Après la claque des présidentielles, où la maire de Paris pourtant soutenue par le PS avait réalisé moins de 2% des votants avec 1,7 % des électeurs, soit  le pire score jamais enregistré par les socialistes (moins que le candidat indépendant Jean Lasalle), Anne Hidalgo va-t-elle devoir démissionner de son mandat de maire.

Il est vrai, comme le rappelle sa principale opposante au conseil de Paris,  Rachida Dati,   dans Le Parisien qu’elle a perdu beaucoup de sa légitimité : « Lorsqu’on est à ce point désavouée par les électeurs nationaux et par ses alliés au Conseil de Paris, on n’a plus d’autorité pour diriger la capitale . Sa succession est déjà ouverte par ses alliés qui souhaitent au plus vite être dissociés de l’image et du bilan désastreux qu’elle  incarne ! »

Phénomène aggravant et qui n’a que peu été soulevé par l’opposition excepté par l’excellent maire du XVIIeme, l’actif et ambitieux  LR Geoffroy Boulard qui multiplie les initiatives : création d’un incubateur de startups avec la FNAIM Grand Paris de Michel Platero, ou grand projet d’aménagement de l’avenue de Wagram , dans le prolongement des Champs-Elysées.

Dans le même temps, Anne Hidalgo semble multiplier à l’envie contresens ou provocations sans même parler des innombrables travaux à n’en plus finir, qui obstruent nombre de rues et avenues.   Réquisitionnant des immeubles des beaux quartiers pour y installer  des centres pour sans papiers ou déshérités comme elle  l’a fait dans le XVI eme arrondissement , elle transforme  subrepticement les place de parking en place de livraison.

Dernier projet sans queue ni tête, baptisé d’un affreux terme anglais de « OneESite » (elle aurait pu préférer  un nom en Français pour la capitale de la France,  siège de l’Académie française) qui prévoit de sacrifier les très beaux arbres centenaires du Champ de Mars pour créer une nouvelle zone utilitaire entre le Trocadéro et la Tour Eiffel pour  y installer, ne riez pas, une bagagerie et des locaux pour le personnel.

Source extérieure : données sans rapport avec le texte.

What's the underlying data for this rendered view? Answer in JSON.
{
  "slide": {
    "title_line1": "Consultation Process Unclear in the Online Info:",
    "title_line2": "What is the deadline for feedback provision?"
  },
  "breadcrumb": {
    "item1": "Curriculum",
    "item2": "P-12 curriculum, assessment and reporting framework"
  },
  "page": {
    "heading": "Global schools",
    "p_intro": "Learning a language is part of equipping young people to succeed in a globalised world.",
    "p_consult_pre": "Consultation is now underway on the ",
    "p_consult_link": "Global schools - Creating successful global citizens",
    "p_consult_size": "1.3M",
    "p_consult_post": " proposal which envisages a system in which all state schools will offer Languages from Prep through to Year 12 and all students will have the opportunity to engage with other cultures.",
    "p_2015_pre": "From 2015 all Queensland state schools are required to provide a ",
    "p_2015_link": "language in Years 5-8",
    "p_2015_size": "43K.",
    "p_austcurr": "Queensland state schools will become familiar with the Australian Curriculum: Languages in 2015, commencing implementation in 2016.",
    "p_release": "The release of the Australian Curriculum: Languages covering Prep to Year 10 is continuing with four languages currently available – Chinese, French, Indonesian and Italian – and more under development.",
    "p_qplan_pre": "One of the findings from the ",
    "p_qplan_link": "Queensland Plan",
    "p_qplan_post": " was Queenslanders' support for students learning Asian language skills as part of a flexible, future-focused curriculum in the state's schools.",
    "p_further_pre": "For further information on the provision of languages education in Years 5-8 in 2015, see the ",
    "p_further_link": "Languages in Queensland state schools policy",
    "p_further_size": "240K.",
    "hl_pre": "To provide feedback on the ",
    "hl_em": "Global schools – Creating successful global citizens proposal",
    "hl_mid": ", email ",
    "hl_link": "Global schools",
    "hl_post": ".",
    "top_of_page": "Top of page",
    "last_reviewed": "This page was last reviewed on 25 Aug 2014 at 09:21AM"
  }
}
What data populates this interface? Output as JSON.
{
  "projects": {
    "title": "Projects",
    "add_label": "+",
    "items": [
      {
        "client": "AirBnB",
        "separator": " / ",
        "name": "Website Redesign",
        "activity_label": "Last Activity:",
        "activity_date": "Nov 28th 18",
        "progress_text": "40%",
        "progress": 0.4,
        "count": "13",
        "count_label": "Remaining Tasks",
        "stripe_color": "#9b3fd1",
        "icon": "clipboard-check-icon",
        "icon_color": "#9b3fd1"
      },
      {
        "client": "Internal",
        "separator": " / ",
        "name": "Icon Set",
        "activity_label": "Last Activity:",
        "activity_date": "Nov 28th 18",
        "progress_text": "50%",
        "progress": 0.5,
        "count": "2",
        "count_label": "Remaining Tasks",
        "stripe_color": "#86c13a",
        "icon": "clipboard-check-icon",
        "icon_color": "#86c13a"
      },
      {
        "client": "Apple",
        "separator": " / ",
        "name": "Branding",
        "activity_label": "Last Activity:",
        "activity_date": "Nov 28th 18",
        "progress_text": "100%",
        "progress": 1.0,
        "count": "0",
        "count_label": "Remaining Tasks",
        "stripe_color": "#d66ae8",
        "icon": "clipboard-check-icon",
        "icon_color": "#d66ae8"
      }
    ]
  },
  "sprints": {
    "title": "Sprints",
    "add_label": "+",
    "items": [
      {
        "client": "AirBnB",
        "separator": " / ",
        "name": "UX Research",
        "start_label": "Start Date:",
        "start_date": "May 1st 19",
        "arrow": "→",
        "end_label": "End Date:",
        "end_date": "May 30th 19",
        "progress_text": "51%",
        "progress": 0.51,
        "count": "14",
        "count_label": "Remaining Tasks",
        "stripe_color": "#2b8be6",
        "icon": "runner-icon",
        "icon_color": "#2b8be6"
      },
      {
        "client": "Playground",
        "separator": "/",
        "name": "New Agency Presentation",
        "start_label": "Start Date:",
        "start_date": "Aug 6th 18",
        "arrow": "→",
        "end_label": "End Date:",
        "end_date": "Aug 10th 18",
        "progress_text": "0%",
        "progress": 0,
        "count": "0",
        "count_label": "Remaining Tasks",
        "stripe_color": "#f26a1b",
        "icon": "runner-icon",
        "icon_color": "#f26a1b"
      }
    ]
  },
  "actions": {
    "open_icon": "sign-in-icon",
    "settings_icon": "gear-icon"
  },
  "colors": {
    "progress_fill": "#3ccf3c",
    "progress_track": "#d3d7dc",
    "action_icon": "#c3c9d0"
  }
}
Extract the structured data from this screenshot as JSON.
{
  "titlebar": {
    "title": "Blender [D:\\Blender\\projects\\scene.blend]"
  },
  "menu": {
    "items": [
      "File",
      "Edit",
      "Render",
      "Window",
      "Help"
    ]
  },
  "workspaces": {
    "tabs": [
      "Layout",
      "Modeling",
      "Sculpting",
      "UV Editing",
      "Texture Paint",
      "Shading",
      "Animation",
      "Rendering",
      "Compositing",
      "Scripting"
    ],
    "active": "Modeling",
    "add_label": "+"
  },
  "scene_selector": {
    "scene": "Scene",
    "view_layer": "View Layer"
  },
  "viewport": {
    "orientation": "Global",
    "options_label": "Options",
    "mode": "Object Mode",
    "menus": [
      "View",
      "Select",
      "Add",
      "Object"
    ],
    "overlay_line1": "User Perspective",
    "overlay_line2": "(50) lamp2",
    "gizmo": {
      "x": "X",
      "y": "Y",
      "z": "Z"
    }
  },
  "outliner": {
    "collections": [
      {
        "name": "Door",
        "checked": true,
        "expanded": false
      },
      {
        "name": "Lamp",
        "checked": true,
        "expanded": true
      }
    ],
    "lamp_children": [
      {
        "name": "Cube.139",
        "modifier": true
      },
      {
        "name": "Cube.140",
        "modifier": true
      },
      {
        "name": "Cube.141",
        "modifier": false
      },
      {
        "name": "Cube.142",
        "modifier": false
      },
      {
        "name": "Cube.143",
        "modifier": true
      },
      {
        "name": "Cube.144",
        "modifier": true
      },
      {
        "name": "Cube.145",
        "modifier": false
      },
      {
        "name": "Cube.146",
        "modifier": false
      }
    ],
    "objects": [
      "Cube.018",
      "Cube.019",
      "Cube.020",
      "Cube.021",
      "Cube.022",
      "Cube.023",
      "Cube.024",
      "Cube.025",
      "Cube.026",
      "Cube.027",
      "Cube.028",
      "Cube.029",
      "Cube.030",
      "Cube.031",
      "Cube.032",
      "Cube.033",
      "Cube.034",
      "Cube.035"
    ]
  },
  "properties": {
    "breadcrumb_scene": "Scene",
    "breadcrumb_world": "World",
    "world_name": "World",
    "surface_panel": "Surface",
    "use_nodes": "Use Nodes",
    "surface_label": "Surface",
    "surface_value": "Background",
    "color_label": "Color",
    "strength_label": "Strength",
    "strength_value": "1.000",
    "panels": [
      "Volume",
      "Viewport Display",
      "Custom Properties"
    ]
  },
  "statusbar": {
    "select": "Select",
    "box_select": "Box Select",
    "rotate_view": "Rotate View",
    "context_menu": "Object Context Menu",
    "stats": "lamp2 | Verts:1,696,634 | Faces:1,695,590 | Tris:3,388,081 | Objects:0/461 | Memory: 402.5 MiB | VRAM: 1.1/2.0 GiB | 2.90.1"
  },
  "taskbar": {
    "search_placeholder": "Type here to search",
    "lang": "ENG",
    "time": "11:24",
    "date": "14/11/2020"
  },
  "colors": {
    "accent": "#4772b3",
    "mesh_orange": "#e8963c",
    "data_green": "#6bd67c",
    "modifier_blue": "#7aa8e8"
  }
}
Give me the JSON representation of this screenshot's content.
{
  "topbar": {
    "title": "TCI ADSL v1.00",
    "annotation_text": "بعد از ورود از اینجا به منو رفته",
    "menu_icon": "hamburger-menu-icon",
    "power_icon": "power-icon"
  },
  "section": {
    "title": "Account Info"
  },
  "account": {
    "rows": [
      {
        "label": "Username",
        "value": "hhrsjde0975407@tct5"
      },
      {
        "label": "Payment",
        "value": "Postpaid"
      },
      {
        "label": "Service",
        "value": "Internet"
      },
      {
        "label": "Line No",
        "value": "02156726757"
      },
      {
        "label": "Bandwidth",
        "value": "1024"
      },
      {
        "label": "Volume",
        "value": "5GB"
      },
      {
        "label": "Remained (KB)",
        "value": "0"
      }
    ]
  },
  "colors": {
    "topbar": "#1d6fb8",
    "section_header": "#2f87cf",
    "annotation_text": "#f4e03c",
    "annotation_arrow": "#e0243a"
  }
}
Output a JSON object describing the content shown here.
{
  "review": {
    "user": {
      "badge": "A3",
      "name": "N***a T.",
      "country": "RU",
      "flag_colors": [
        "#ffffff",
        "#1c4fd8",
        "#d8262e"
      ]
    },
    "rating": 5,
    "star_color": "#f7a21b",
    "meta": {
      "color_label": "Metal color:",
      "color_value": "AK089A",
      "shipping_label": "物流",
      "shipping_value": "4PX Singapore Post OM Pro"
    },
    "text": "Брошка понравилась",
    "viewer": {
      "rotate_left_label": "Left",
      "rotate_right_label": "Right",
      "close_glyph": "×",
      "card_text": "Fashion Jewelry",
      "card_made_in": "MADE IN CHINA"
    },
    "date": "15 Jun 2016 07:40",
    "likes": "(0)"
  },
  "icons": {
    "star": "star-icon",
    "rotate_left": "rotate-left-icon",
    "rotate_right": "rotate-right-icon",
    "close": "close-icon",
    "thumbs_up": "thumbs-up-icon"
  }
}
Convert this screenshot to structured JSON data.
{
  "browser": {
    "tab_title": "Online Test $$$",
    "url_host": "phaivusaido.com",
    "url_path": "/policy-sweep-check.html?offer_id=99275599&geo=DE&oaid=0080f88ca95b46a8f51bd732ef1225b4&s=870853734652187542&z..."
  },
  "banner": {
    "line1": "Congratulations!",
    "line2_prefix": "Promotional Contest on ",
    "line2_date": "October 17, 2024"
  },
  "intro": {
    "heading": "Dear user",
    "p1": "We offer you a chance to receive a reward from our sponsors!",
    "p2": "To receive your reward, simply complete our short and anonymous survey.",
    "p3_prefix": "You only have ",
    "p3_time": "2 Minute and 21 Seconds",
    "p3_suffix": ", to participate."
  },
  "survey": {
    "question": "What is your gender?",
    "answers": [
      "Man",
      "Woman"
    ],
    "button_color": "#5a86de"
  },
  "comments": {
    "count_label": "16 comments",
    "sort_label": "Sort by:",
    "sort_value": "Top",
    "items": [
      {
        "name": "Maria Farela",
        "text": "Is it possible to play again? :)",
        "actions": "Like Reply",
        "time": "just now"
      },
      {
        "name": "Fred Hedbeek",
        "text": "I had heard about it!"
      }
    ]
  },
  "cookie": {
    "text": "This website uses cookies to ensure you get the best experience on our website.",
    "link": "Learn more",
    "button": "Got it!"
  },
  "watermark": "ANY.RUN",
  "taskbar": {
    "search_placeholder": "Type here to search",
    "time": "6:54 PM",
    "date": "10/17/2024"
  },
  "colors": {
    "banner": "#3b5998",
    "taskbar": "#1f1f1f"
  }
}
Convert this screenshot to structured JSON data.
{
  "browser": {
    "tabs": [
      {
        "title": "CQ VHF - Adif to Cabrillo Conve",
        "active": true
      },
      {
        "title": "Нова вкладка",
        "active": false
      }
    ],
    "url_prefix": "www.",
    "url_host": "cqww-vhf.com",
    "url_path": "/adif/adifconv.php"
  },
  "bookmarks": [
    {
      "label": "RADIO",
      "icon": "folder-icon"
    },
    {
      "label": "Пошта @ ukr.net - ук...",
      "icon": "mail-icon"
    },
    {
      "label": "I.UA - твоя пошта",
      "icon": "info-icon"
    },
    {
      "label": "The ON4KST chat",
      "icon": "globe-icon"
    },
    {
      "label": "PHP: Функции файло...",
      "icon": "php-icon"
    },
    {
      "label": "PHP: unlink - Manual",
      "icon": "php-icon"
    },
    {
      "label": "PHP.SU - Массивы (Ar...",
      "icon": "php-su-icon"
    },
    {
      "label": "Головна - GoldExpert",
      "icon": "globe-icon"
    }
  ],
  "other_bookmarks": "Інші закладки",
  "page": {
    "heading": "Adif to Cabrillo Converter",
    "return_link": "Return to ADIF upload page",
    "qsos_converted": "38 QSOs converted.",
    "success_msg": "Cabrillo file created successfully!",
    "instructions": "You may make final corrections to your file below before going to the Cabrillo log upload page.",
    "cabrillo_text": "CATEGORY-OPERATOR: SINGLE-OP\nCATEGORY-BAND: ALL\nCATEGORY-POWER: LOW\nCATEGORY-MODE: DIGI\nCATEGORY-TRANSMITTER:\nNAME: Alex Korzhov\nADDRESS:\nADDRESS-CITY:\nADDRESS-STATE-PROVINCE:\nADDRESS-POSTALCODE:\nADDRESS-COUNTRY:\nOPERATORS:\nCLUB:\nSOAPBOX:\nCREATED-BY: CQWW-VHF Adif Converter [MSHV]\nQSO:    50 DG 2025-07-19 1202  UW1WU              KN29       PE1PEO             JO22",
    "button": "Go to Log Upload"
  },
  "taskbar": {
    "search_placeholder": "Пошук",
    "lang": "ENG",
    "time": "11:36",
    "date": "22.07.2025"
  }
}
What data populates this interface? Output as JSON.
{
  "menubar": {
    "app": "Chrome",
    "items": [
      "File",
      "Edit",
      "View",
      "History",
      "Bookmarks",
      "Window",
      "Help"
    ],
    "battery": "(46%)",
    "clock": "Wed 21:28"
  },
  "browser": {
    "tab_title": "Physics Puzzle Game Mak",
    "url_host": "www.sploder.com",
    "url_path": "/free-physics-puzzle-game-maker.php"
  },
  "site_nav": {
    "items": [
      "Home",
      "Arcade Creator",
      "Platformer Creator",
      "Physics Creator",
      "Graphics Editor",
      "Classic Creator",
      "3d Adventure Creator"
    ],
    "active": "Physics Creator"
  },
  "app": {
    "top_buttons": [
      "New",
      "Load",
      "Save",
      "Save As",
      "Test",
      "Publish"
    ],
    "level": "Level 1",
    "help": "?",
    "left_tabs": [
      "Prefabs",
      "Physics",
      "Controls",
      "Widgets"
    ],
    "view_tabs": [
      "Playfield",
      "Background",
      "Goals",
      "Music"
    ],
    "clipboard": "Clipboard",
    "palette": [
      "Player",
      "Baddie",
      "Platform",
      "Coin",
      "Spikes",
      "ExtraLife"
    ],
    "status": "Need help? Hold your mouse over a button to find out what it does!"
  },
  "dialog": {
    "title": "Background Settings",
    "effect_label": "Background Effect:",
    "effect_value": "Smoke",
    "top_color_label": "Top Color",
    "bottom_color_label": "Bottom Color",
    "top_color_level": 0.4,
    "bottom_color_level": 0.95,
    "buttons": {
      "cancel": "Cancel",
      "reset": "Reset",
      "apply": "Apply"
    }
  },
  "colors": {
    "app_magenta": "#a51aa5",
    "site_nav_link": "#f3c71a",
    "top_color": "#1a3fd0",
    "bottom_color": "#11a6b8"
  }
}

On voudrait sacrifier encore un peu plus l’esthétique de la plus belle ville du monde qu’on ne s’y prendrait pas autrement. Dernier exemple, visible par tous, sur le pont de l’Alma , la mairie n’a rien trouvé de mieux pour protéger le couloir des cyclistes que de faire apposer d’horribles plots en béton mal repeints. Un véritable gâchis visuel qui vient se rajouter à une fantastique fuite en avant financière.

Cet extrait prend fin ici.